Imprimerie Lahure [Maison Lahure; Imprimerie générale de Ch. Lahure; Typographie A. Lahure; A. Lahure] (Paris, printer/publisher, fl. 1842–1929)
The foundations of the firm date back to 1842, when Charles-Auguste Lahure (1809–1887) entered into a formal business partnership with Jules Delalain (1810–1877), the son of printer Sylvain Delalain (1773–1842), co-managing a workshop employing approximately 100 personnel. In 1856, Lahure assumed complete proprietary control of the asset under his own name. To accommodate escalating mechanical demands, the enterprise consolidated its industrial operations into a single mass facility located at 9, rue de Fleurus in Paris. By the peak of the Second Empire, the facility's specialized labour force had expanded to roughly 500 industrial tradesmen and typographical operators.

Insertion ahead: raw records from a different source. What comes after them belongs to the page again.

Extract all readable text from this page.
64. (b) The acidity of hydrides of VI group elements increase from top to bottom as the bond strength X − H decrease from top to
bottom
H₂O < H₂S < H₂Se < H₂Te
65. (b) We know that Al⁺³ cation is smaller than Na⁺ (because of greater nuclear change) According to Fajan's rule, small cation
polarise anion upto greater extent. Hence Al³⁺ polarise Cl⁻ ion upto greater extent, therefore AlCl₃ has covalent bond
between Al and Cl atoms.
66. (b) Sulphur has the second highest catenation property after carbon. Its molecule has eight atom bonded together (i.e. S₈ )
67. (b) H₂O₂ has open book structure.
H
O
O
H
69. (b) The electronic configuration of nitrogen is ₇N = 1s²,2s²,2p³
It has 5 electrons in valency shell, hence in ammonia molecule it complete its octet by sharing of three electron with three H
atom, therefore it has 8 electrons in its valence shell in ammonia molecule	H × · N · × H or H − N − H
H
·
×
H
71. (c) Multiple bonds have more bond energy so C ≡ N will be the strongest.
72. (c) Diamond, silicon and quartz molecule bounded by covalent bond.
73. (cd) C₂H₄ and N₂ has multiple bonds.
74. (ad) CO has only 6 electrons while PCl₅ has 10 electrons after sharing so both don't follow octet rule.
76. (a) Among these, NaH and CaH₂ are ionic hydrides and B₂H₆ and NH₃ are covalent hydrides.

Following the Franco-Prussian War (1870), managerial operations were transferred to Alexis Lahure (1849–1929), who aggressively adapted the facility to meet emerging typographic standards and market demands. The business leveraged capital from steady industrial trade contracts to branch out into direct publishing. In 1883, the firm conceptualized and launched Le Paris illustré, recognized globally as the first recurring French periodical to integrate complex multi-colour relief illustrations seamlessly alongside standard typeset columns.
The printing establishment widely known as the Imprimerie Lahure operated continuously across nearly nine decades, executing transitions in both corporate governance and official imprint typography.
The chronology of its legal corporate names follows this sequence:
Imprimerie générale de Ch. Lahure (c. 1856–1870): Established under the sole ownership of founder Charles-Auguste Lahure.
Maison Lahure (c. 1870–1880s): Adopted as a broad trade name during the transitional management phase following the senior Lahure's progressive retirement.
Typographie A. Lahure / A. Lahure (c. 1880s–1920s): Registered by son and successor Alexis Lahure, defining the company's output during its late industrial expansion.
Internal Administration of Charles Lahure Jr. (c. 1890s–1907): While his name did not appear on primary title-page imprints, Charles Lahure Jr. served as an executive administrator alongside his father Alexis, assisting in managing the firm's daily operations until his death at the age of 30.